Laurent OUISSE est né à Nantes en 1963.
Photographe indépendant depuis les années 1990, j’ai développé mon travail en contact étroit avec des plasticiens, peintres, danseurs et metteurs en scène. J’ai photographié la scène du théâtre de rue avec des compagnies comme Royal de Luxe, Magma Performing Théâtre.
Mon goût pour les voyages, la curiosité de l’« Ailleurs et de l’Autre » m’a amené petit à petit à parcourir le monde, les mégapoles. Elles deviendront le sujet principal de ma première monographie publiée en 2015 Delhi & Mumbai, livre de photographies accompagné de textes d’écrivains indiens de renom.
Ailleurs en Inde, loin des villes tentaculaires, j’ai pu faire des rencontres déterminantes notamment dans le Rajasthan. Convaincu qu’une approche documentaire et poétique peut nous renseigner de manière ouverte sur les pulsations du monde, j’ai poursuivi mes déambulations urbaines à New York, Athènes et dernièrement Istanbul.
À l’instar de la peinture, la photographie est une poésie muette qu’il s’agit de donner à voir de manière inspirée. Les images sont autant de moyens pour partager un regard sensible sur cette humanité vibrante de mille nécessités, de mille désirs et de quelques rencontres inoubliables.
EXPOSITION BARROBJECTIF 2026 : Le désert du Thar
Nous voici dans l’État du Rajasthan, en Inde, non loin de Jaisalmer, la cité des sables. Comme j’y suis allé plusieurs fois, j’y avais quelques amis. Nous partions dans le désert, le désert du Thar, à la rencontre des gens qui vivent encore du passage des touristes ou d’étrangers comme moi qui leur rendent visite.
J’avais un petit avantage : j’étais seul. Nous partions à trois ou quatre maximum avec Shagan et son frère Prakash. Alors la balade se transformait en promenade où l’on rend visite aux amis.

J’avais l’impression très nette, et très juste, de me retrouver avec les acteurs d’un film de Tony Gatlif. D’ailleurs, certains d’entre eux ont tourné dans le film Latcho Drom, dont les premières scènes se déroulent précisément là, dans le désert du Thar, pays d’origine de ceux que l’on a appelés plus tard, en Roumanie, les Gypsies.

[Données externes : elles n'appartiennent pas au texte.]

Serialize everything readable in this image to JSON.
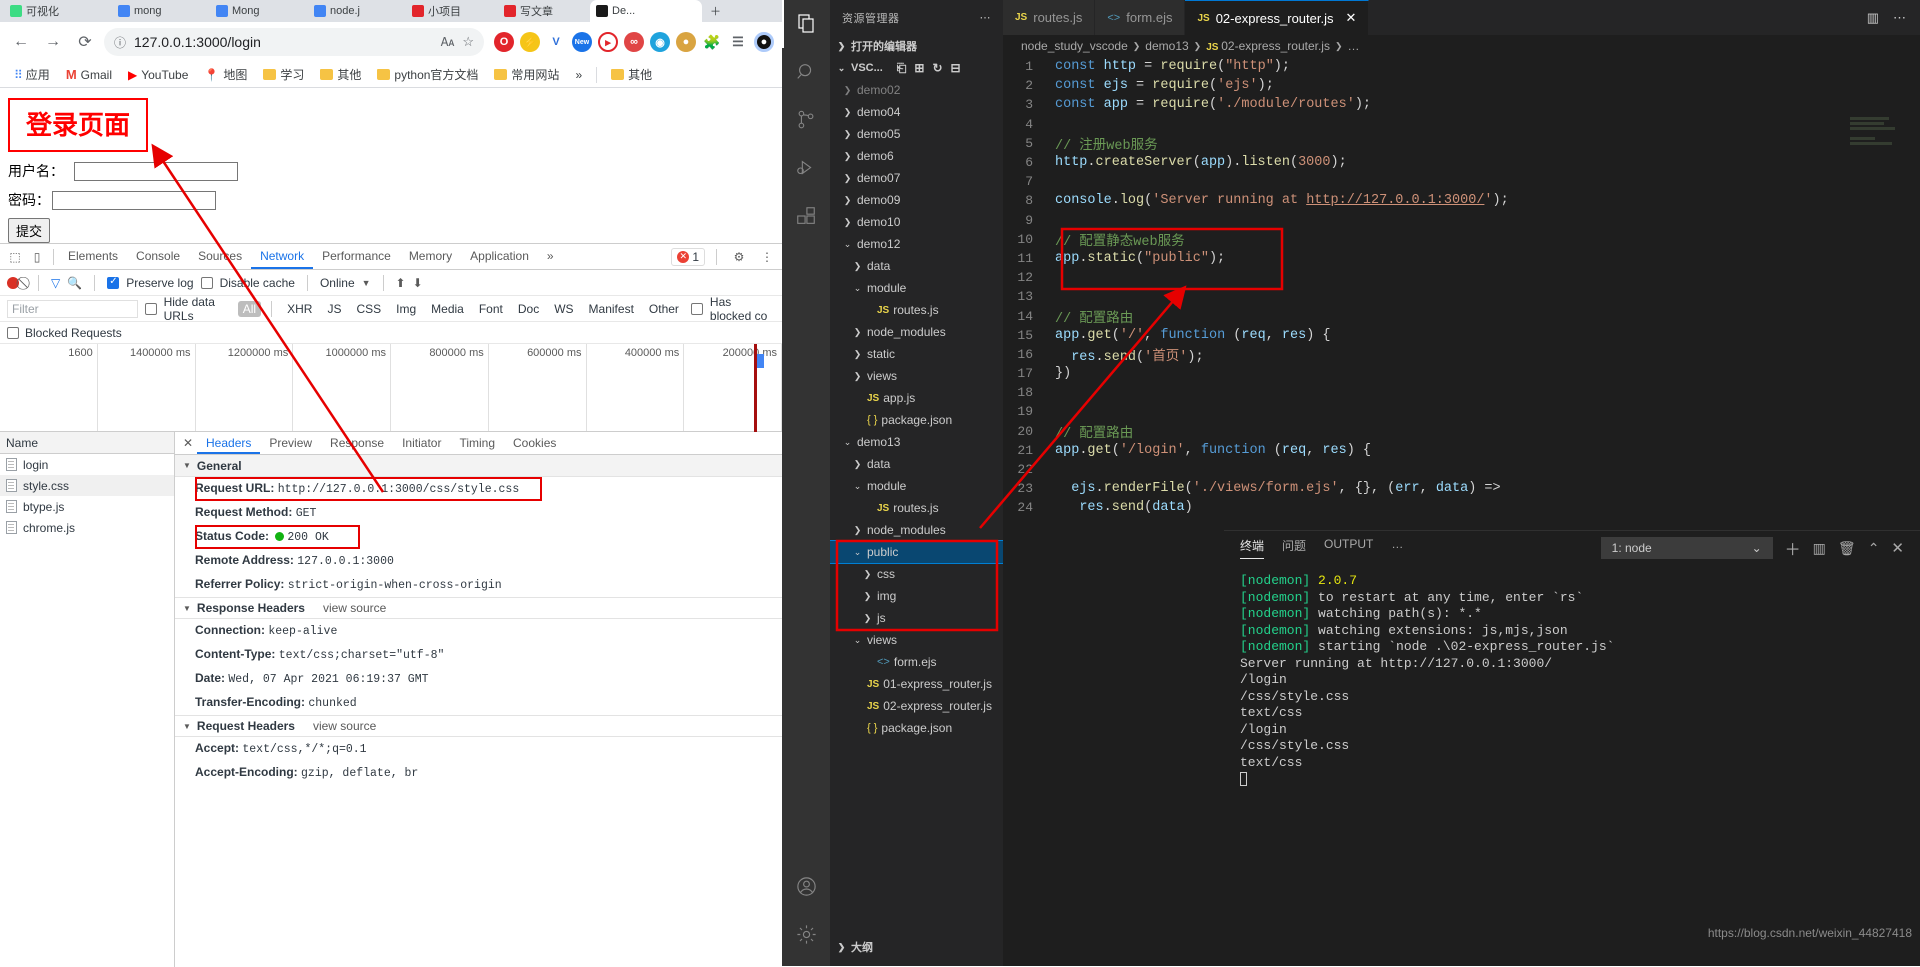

Le fait que je sois photographe ne les dérangeait pas et ne les intéressait pas davantage que ça. Nous étions ensemble quelques jours et nous étions bien, c’est tout.
J’aime les gens du désert ! Leur présence, leur mode de vie fait de quelques chansons, de quelques verres de trop, de grands éclats de rire qui filent dans le vent du désert et, aussi, de quelques subsides du gouvernement.
Dans toute la région se racontent en secret des histoires, des histoires d’amour, et certaines sont vraies. Ces femmes gypsies rendent les hommes fous, paraît-il. Je veux bien le croire.
Nombre d’hommes ont tout quitté pour les retrouver la nuit dans les dunes. Des reines de l’amour ! Les enfants, nombreux, ne sont pas tous du même père, et alors…
Les maris filent doux, les amants se succèdent, et voilà tout. On n’y trouve rien à redire. De toute façon, personne ne peut leur résister : elles donnent la vie, l’amour, la folie et tout le reste.
Leur beauté vous emporte, vous oubliez tout, et c’est très bien comme ça.